More specifically, the High Court unanimously rejected the claim that there was a constitutional “right” to assisted suicide. Having that as a backdrop was and is critical.
However as Jennifer Popik, JD, of the Robert Powell Center for Medical Ethics, has written
But many of the concurring Justices suggested they agreed only because there was not yet enough evidence to show that states could not rationally fear abuses.
Moreover, in one concurring opinion in Glucksberg, then-Justice John Paul Stevens made a point of saying that he did not intend to “foreclose the possibility that an individual plaintiff seeking to hasten her death, or a doctor whose assistance was sought, could prevail in a more particularized challenge.”
In addition to this open-ended invitation to bring a case in the future, Supreme Court Justices have also indicated that they like to look at trends.
Thus future changes in the Supreme Court’s membership will be critical.
Moreover, as always, the pro-assisted suicide forces are undeterred. “Rep. Bill McCamley, D-Las Cruces, said Thursday he has formed a working group to look at legislation to allow the practice and expects to have a bill ready for the January 60-day session,” Sandlin reported.
But for now, the last word belongs to those fighting Compassion and Choices and the ACLU.

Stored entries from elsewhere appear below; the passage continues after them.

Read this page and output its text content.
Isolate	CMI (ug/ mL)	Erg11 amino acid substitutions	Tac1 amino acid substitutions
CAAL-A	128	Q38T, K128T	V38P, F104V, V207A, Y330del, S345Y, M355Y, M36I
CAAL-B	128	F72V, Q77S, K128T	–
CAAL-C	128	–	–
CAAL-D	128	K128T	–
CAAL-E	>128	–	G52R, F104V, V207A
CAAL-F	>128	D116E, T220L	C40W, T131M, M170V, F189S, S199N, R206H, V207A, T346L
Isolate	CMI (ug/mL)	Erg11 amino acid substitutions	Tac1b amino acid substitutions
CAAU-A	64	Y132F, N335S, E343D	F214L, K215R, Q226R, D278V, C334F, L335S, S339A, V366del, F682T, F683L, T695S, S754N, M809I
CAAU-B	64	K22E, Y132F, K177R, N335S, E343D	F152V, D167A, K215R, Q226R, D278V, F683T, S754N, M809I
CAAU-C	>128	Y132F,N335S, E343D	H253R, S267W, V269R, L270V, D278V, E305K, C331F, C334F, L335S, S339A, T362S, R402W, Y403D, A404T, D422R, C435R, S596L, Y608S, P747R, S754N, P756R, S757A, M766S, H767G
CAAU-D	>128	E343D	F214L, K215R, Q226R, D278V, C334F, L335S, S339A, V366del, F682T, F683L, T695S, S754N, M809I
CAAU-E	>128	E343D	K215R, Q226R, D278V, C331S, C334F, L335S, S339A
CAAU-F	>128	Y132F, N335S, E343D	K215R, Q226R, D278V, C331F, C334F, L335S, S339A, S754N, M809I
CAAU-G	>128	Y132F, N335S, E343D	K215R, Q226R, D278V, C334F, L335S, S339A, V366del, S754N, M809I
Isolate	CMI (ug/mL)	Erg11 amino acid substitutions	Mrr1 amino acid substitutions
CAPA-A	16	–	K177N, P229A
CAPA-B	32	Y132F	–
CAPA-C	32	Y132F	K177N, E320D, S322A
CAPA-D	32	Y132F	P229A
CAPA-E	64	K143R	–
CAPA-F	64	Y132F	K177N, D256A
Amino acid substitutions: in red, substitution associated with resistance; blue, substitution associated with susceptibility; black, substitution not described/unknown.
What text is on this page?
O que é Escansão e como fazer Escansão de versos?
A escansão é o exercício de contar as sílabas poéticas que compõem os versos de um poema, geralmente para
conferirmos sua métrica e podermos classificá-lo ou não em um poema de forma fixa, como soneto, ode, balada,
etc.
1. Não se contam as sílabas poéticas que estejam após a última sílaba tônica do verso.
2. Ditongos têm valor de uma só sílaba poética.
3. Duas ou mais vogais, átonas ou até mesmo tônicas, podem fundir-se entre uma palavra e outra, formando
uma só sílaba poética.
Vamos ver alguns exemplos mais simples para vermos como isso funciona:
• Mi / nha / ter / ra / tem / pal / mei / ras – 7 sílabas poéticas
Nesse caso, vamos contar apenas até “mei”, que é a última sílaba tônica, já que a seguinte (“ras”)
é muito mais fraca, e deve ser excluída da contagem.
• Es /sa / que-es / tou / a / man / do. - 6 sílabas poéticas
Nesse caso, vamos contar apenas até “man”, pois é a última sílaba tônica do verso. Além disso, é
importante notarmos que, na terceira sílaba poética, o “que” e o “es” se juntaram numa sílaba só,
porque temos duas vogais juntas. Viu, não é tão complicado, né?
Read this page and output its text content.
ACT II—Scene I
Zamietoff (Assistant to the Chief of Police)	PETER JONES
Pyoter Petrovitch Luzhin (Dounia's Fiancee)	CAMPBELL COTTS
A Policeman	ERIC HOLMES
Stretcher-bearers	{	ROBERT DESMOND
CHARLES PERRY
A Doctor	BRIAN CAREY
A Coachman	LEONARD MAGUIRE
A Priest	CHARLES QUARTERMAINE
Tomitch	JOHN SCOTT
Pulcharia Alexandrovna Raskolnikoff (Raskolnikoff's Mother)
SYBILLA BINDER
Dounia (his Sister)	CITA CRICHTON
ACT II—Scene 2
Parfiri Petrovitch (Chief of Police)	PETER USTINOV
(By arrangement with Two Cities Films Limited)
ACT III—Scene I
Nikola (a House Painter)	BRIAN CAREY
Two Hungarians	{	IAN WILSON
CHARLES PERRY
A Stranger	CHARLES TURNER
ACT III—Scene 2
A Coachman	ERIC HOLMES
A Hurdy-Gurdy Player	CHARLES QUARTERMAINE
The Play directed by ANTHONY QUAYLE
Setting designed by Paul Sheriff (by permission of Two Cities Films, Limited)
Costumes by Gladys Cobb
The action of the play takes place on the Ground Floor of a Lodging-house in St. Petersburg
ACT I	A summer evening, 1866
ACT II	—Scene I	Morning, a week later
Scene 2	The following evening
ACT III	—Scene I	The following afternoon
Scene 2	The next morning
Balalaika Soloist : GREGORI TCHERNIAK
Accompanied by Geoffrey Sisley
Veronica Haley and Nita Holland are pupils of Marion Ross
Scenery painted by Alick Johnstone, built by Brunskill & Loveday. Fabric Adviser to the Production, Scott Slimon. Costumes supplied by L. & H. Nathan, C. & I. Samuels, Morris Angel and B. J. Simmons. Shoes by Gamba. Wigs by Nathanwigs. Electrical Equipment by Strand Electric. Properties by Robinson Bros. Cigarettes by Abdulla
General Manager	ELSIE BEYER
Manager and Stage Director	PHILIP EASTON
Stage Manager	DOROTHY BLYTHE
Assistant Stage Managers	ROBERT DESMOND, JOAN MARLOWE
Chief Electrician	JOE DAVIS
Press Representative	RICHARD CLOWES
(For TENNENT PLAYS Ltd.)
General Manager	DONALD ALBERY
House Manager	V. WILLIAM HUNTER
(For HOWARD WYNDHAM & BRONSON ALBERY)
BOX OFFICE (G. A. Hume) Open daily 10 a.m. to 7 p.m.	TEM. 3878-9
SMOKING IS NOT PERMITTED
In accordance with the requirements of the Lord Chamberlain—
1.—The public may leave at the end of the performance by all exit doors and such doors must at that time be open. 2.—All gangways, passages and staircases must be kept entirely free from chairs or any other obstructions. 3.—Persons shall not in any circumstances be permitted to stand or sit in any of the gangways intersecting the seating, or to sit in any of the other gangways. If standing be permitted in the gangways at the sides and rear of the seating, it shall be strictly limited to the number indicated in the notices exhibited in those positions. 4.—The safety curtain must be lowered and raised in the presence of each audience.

Catherine G. Foster, an attorney with the Alliance Defending Freedom who represented legislators urging the court to uphold the Court of Appeals and find no right to aid in dying, called the Supreme Court decision “a win for all New Mexicans.
“Physician-assisted suicide threatens all people and turns the focus from treatment to terminality and death,” said Foster, executive director of Euthanasia Prevention Coalition USA. “Simply put, diagnoses and prognoses aren’t foolproof, and no law can protect our weakest citizens, particularly the elder and disabled communities, from the coercion and abuse that go hand-in-hand with (it).”